I'm trying to go through a list of (mostly) Arabic sentences, and remove those that are not Arabic. I've got a hack for telling if a character is Arabic or not: Arabic has no case, so if the character is alpha but isn't upper case or lower case, it's Arabic.
I've got the code below, which works, but the language identification part is very slow, compared to the other filter. It doesn't seem to me like it's doing anything particularly complex, so I don't understand why it's taking so long. (The corpus is size is about 300K sentences before filtering.)
Is there something I can do to make it more efficient?
Thanks!
def test_lang(string):
"""Takes a string and determines if it is written in Arabic
characters or foreign, by testing whether the first character
has a case attribute.

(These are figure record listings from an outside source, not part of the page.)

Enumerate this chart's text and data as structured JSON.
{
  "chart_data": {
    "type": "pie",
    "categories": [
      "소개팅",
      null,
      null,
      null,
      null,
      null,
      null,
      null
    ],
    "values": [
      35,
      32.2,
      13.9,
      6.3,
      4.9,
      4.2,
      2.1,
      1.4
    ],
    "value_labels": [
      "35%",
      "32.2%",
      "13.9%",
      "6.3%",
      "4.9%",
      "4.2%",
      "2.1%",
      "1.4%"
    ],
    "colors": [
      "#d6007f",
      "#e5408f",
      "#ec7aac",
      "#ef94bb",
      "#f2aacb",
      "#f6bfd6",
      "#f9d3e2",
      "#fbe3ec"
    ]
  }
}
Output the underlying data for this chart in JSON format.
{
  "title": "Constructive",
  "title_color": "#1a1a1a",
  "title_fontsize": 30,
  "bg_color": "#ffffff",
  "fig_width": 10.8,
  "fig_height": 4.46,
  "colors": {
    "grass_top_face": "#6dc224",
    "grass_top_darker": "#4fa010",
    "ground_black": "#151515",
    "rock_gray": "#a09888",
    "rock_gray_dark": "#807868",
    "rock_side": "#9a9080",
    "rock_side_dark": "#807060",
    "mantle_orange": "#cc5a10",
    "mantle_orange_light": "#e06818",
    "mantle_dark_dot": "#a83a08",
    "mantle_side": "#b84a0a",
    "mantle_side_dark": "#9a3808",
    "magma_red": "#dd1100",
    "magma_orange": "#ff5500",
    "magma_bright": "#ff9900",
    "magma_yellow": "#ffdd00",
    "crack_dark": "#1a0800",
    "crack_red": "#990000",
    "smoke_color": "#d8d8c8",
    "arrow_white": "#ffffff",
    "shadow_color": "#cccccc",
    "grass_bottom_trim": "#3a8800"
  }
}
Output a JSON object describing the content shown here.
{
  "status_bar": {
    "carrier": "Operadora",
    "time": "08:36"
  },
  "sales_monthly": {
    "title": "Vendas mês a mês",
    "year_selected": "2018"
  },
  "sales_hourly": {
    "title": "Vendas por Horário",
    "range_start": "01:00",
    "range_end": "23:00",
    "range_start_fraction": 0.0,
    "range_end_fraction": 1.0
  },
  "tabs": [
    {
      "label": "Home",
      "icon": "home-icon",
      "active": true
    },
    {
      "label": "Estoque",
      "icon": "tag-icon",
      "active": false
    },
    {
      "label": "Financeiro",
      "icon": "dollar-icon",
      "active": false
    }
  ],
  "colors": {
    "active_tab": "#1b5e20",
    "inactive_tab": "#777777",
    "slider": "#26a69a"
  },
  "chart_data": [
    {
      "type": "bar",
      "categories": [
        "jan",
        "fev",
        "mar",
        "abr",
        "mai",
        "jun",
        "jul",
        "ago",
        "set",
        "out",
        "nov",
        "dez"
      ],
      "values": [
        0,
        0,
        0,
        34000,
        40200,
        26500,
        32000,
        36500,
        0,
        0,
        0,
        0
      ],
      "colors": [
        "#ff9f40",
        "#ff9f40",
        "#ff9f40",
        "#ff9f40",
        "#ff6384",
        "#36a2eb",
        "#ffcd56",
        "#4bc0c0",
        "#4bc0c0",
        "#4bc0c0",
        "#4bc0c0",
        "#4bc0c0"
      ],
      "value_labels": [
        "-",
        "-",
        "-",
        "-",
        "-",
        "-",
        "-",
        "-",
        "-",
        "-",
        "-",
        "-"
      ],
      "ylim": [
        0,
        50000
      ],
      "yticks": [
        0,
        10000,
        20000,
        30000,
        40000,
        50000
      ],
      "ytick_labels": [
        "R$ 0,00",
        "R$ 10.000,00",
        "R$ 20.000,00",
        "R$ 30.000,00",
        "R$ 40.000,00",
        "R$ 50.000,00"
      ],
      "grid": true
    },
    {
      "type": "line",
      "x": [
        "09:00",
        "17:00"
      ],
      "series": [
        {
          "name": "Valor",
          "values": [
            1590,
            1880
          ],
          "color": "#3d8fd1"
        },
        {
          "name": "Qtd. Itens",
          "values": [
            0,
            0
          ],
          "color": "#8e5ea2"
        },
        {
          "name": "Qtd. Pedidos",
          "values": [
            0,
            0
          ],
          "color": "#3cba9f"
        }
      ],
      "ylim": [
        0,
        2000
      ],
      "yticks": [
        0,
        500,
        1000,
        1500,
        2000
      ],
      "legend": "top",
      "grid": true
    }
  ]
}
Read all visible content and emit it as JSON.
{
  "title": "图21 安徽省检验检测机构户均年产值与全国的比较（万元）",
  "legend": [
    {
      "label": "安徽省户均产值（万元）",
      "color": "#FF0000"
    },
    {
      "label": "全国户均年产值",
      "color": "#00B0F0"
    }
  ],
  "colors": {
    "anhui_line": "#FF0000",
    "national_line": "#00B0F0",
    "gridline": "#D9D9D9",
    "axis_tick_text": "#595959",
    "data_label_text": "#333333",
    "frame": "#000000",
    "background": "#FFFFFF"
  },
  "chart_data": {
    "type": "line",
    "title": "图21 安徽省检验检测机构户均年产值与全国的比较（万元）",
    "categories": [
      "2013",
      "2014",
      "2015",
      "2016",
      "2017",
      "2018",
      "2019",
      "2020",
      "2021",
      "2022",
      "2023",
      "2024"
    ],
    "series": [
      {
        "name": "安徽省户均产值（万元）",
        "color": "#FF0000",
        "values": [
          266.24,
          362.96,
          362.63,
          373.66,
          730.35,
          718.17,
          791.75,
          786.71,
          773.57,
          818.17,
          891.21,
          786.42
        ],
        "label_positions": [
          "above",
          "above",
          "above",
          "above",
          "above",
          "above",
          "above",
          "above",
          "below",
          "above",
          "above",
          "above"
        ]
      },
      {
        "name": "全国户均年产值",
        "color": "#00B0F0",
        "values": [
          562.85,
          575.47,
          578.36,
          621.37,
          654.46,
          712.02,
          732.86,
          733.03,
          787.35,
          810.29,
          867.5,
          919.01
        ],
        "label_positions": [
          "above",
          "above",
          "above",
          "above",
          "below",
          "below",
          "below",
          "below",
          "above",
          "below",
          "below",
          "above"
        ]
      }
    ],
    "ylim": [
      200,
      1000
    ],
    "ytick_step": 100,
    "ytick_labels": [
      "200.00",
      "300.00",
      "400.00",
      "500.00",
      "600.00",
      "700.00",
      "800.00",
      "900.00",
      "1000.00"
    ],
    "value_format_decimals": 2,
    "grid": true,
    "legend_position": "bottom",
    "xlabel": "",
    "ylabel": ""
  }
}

This is intended for Arabic texts that
may have English or French words added. If it encounters another
case-less language (Chinese for instance), it will falsely
identify it as Arabic."""
if not string or not string.isalpha():
return None
char = string[0]
if char.isalpha() and not (char.islower() or char.isupper()):
lang = 'AR'
else:
lang = 'FW'
return lang
...
# remove sentences that are in English or French - THIS IS SLOW (takes a few mins)
for sent in sents:
if sent and test_lang(sent[0]) != 'AR':
sents.remove(sent)
# remove clearly MSA sentences -- THIS IS FAST (takes a few seconds)
msa_features = ['ليس','لست','ليست','ليسوا','الذي','الذين','التي','ماذا', 'عن']
p = re.compile('|'.join(msa_features))
for sent in sents:
if re.search(p, sent):
sents.remove(sent)
list.remove
is extremely slow for this purpose - it searches the entire list for the given value each time, and then deletes it. It has to effectively iterate through the entire list for each element that is removed, causing quadratic runtime.
A better solution here would be the following list expression:
sents = [
sent for sent in sents
if test_lang(sent[0]) == 'AR' and not re.search(p, sent)
]
This filters the list in linear time.
(I would guess that the first filter has to operate on a very long list and discards most of it? While the second one receives a much smaller list and doesn't have to remove very much? This would explain why the first one is so much slower.)